Brain mitochondrial diversity and network organization predict anxiety-like behavior in male mice

The study addresses how mitochondrial biology across the brain relates to behavior under the premise that brain function is energetically constrained by oxidative phosphorylation. Prior work shows mitochondria influence neuronal development, synaptic function, neurogenesis, and inflammation, and stress alters both behavior and mitochondrial function. Yet, systematic, brain-wide biochemical mapping of mitochondria-behavior associations has been lacking. The authors hypothesize that mitochondrial phenotypes in specific brain areas—and potentially distributed mitochondrial networks—are associated with stress-related and anxiety-like behaviors. They aim to quantify multiple mitochondrial features across many brain regions and link them to behavioral variability, testing whether coherent mitochondrial networks exist and whether they are behaviorally relevant and aligned with gene expression and structural connectivity.
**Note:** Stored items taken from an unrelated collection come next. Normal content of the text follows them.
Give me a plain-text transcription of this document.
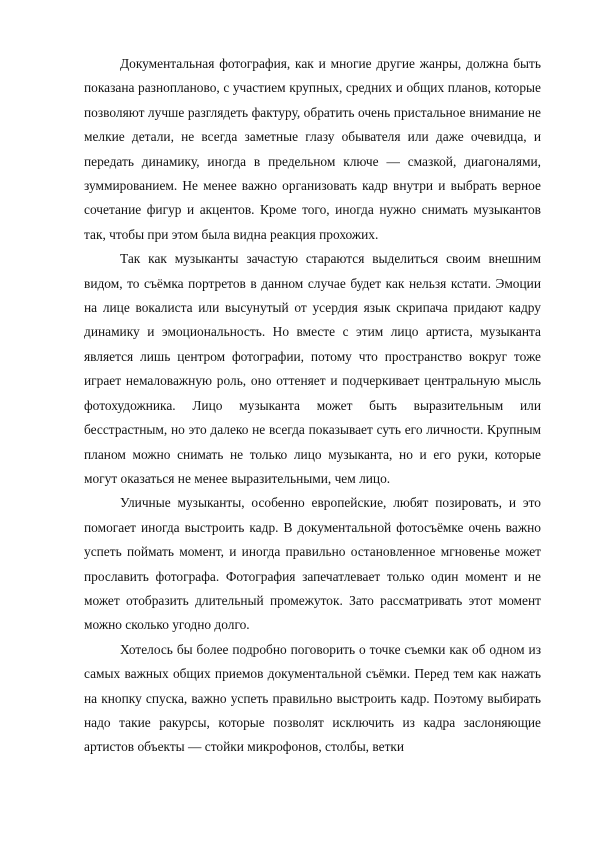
Документальная фотография, как и многие другие жанры, должна быть показана разнопланово, с участием крупных, средних и общих планов, которые позволяют лучше разглядеть фактуру, обратить очень пристальное внимание не мелкие детали, не всегда заметные глазу обывателя или даже очевидца, и передать динамику, иногда в предельном ключе — смазкой, диагоналями, зуммированием. Не менее важно организовать кадр внутри и выбрать верное сочетание фигур и акцентов. Кроме того, иногда нужно снимать музыкантов так, чтобы при этом была видна реакция прохожих.

Так как музыканты зачастую стараются выделиться своим внешним видом, то съёмка портретов в данном случае будет как нельзя кстати. Эмоции на лице вокалиста или высунутый от усердия язык скрипача придают кадру динамику и эмоциональность. Но вместе с этим лицо артиста, музыканта является лишь центром фотографии, потому что пространство вокруг тоже играет немаловажную роль, оно оттеняет и подчеркивает центральную мысль фотохудожника. Лицо музыканта может быть выразительным или бесстрастным, но это далеко не всегда показывает суть его личности. Крупным планом можно снимать не только лицо музыканта, но и его руки, которые могут оказаться не менее выразительными, чем лицо.

Уличные музыканты, особенно европейские, любят позировать, и это помогает иногда выстроить кадр. В документальной фотосъёмке очень важно успеть поймать момент, и иногда правильно остановленное мгновенье может прославить фотографа. Фотография запечатлевает только один момент и не может отобразить длительный промежуток. Зато рассматривать этот момент можно сколько угодно долго.

Хотелось бы более подробно поговорить о точке съемки как об одном из самых важных общих приемов документальной съёмки. Перед тем как нажать на кнопку спуска, важно успеть правильно выстроить кадр. Поэтому выбирать надо такие ракурсы, которые позволят исключить из кадра заслоняющие артистов объекты — стойки микрофонов, столбы, ветки
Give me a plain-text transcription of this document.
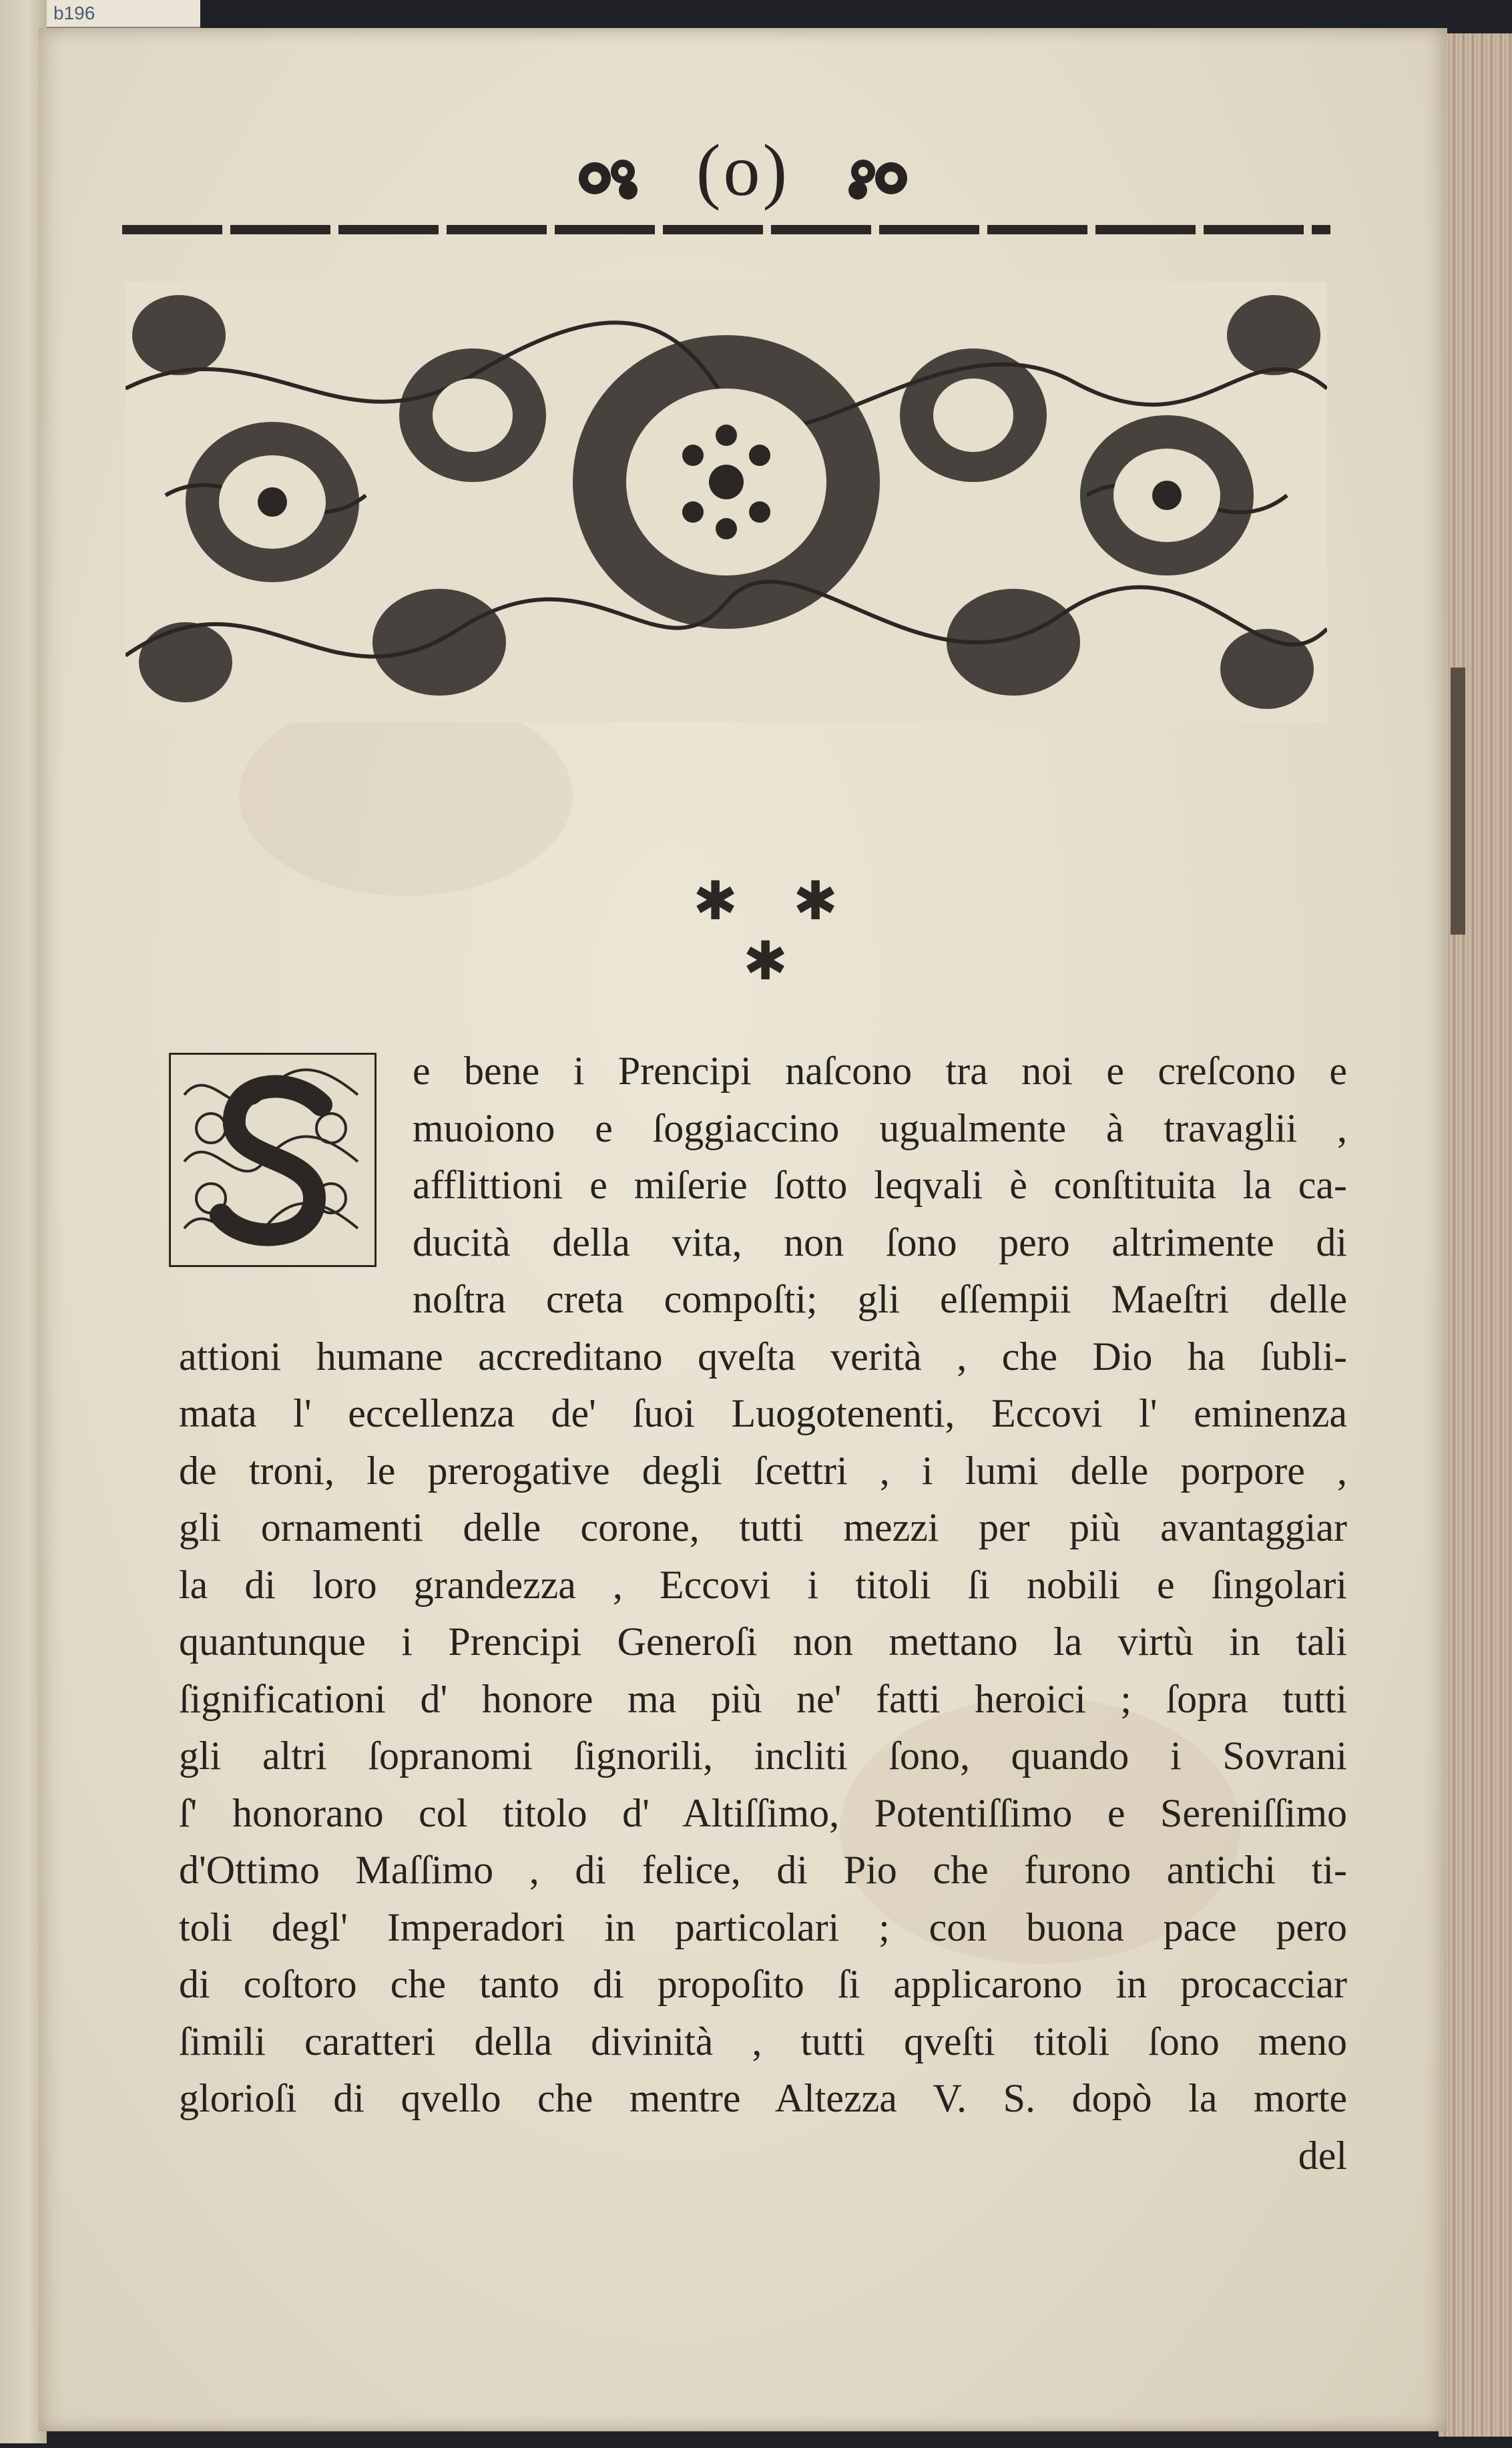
b196
(o)
✱ ✱
✱
e bene i Prencipi naſcono tra noi e creſcono e
muoiono e ſoggiaccino ugualmente à travaglii ,
afflittioni e miſerie ſotto leqvali è conſtituita la ca-
ducità della vita, non ſono pero altrimente di
noſtra creta compoſti; gli eſſempii Maeſtri delle
attioni humane accreditano qveſta verità , che Dio ha ſubli-
mata l' eccellenza de' ſuoi Luogotenenti, Eccovi l' eminenza
de troni, le prerogative degli ſcettri , i lumi delle porpore ,
gli ornamenti delle corone, tutti mezzi per più avantaggiar
la di loro grandezza , Eccovi i titoli ſi nobili e ſingolari
quantunque i Prencipi Generoſi non mettano la virtù in tali
ſignificationi d' honore ma più ne' fatti heroici ; ſopra tutti
gli altri ſopranomi ſignorili, incliti ſono, quando i Sovrani
ſ' honorano col titolo d' Altiſſimo, Potentiſſimo e Sereniſſimo
d'Ottimo Maſſimo , di felice, di Pio che furono antichi ti-
toli degl' Imperadori in particolari ; con buona pace pero
di coſtoro che tanto di propoſito ſi applicarono in procacciar
ſimili caratteri della divinità , tutti qveſti titoli ſono meno
glorioſi di qvello che mentre Altezza V. S. dopò la morte
del
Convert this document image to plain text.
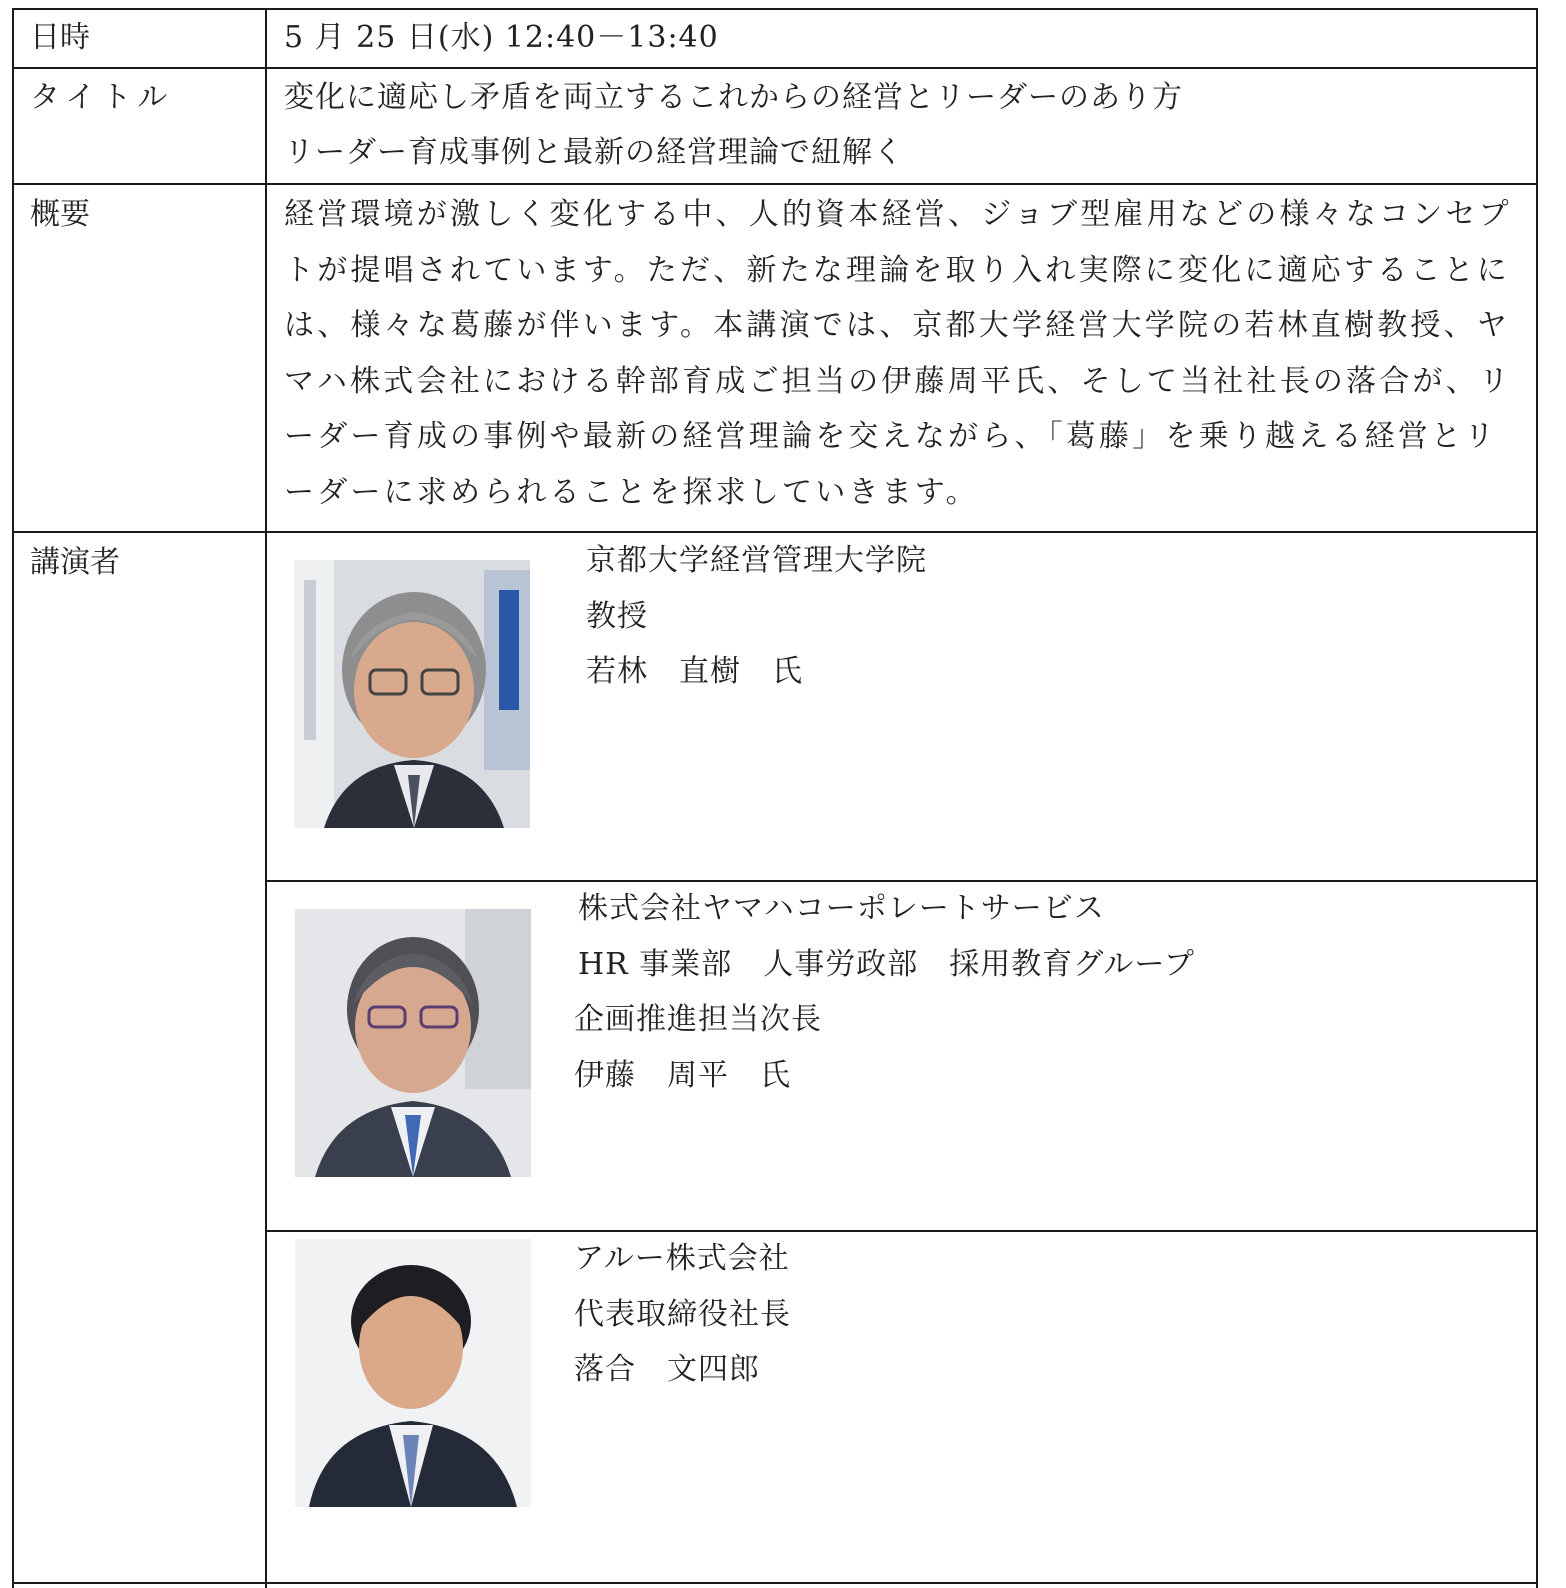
日時	5 月 25 日(水) 12:40－13:40
タイトル	変化に適応し矛盾を両立するこれからの経営とリーダーのあり方
リーダー育成事例と最新の経営理論で紐解く
概要	経営環境が激しく変化する中、人的資本経営、ジョブ型雇用などの様々なコンセプトが提唱されています。ただ、新たな理論を取り入れ実際に変化に適応することには、様々な葛藤が伴います。本講演では、京都大学経営大学院の若林直樹教授、ヤマハ株式会社における幹部育成ご担当の伊藤周平氏、そして当社社長の落合が、リーダー育成の事例や最新の経営理論を交えながら、「葛藤」を乗り越える経営とリーダーに求められることを探求していきます。
講演者	京都大学経営管理大学院
教授
若林　直樹　氏
株式会社ヤマハコーポレートサービス
HR 事業部　人事労政部　採用教育グループ
企画推進担当次長
伊藤　周平　氏
アルー株式会社
代表取締役社長
落合　文四郎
The paper situates its work within evidence that: (1) mitochondria support diverse neuronal functions and the brain’s energy demands; (2) behavioral phenotypes (e.g., anxiety, social avoidance) vary naturally and with stressors like chronic social defeat stress (CSDS) and chronic corticosterone (CORT); (3) mitochondrial function varies naturally and recalibrates with stress; (4) causal perturbations of mitochondrial respiratory chain (RC) activities influence behaviors such as working memory, social dominance, and anxiety. Human and animal studies implicate mitochondrial dysfunction in psychiatric and neurodegenerative disorders, with metabolic imaging linking regional energy metabolism (e.g., nucleus accumbens) to cognition and anxiety. Despite this, biochemical differences across brain areas and their relationship to behavior are poorly mapped, motivating a multi-region, multi-feature mitochondrial assessment and network perspective.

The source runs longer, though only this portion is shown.